Overpumping of groundwater in Iron County's Enoch dropped the water table by 114 feet, derailing a planned subdivision and leaving only boarded up homes in its place.

The state invoked a groundwater management plan as a result of the depletion of the aquifer, which left an earthen fissure about 8 miles long, much like an earthquake fault.

This summer, in the midst of one of the worst droughts in Washington County, the state engineer ordered a "call" of the Virgin River's tributaries, the first time the office has acted to cut off junior water right holders on the streams that feed into the river.

In Pleasant View a year ago, the city invoked a six-month moratorium on any new development that was not already approved for fear there would be no water available.

"We had enough to accommodate what was already connected or to be connected, but we did not have enough to accommodate more than that," said City Administrator Melinda Greenwood.

She said it was back-to-back dry years that challenged the city's groundwater supplies.

"We've known for a while that we needed to drill a new well to accommodate growth. About a year ago we discovered that we were worse off than we thought … I think on some level it did catch us off guard."

The city worked to acquire land and drill a new well at a cost of $1.6 million. It is expected to be online next year.
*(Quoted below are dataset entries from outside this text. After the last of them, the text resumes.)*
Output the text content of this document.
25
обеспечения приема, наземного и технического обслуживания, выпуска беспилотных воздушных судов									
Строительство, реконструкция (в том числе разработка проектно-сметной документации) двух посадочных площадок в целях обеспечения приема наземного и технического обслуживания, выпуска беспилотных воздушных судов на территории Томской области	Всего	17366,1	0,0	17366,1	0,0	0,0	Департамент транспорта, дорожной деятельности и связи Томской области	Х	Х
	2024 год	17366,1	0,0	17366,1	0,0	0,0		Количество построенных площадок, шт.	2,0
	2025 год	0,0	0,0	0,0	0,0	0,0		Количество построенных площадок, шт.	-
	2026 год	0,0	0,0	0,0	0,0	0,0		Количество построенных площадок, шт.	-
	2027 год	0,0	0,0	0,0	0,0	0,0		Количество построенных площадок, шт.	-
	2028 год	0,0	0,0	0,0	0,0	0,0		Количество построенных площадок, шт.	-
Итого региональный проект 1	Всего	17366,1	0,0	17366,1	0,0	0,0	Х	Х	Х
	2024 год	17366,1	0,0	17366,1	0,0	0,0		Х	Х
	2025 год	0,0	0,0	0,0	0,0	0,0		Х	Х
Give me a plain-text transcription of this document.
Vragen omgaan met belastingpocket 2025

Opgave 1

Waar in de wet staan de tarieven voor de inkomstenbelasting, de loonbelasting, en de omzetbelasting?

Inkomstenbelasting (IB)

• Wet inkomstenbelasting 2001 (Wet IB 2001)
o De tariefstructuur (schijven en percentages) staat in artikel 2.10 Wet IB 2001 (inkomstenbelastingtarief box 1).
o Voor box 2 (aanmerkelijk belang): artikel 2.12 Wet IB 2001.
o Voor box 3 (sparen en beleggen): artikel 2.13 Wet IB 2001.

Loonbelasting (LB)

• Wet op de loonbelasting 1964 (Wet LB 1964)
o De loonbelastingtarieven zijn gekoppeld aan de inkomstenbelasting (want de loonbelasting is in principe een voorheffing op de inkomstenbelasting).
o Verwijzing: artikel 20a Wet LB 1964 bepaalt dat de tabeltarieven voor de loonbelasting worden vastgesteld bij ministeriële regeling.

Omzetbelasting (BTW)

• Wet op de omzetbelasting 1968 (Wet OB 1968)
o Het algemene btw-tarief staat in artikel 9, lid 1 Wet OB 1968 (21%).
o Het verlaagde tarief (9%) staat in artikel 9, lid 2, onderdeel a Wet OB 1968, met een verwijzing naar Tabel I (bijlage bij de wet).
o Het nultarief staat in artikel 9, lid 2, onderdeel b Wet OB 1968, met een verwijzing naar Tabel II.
"The hardest part was trying to get people to understand the situation and help them to not panic, to help them understand that, 'No, you are not going to turn on your faucet and not have water," she said. "You will have water."

Greenwood said the experience was a wake up call for the city, which moved to enact an ordinance that requires developers to prove they have an adequate water supply and stormwater capacity before any application to build gets approved.

The city has also become more recalcitrant to approve any high-density development as it seeks to ensure adequate recharge of its aquifers going into the future and goes after residents who use culinary water for landscaping when secondary supplies end for the season.

"As we looked at all our numbers, you would think our highest usage months would be in July and August, but it is October, when secondary water gets turned off and people still want green grass," Greenwood said.

Your voice

At envisionutah.org, residents have a chance to carve out various mock scenarios for Your Utah Your Future that include policy choices on water, air quality, housing, and more.

Matheson said the idea is to engage the public in the process of planning for the population growth and detail how tough some decisions may turn out to be.

Both Klotz and Millis believe the issue of water has been relegated to the background for years, but that is changing.

"I think there are a lot of things to be done, and I think there is some real urgency," Millis said.

Added Klotz: "For a long time water was really never a second thought. Through all of our growth it has worked. Every time someone builds a house and moves in, they turn on the tap and lo and behold it works. But when you drove to that house, you were stuck in traffic and you are pounding on the steering wheel. All of a sudden transportation becomes the issue."

Water scarcity is already driving tough choices in neighboring states, and Matheson warned that Utah does not want to fall the way of Colorado or Texas, where drinking water shortages are leading authorities to convert wastewater to meet people's needs.

"In a very real sense, the future of Utah is tied to water," he said. "If we are going to succeed as a state, we need thoughtful plans in place to make sure that we maintain water supplies for our projected growth and to protect our natural environment. And that involves tough decisions and tradeoffs. We have no choice but to do that, and do that well."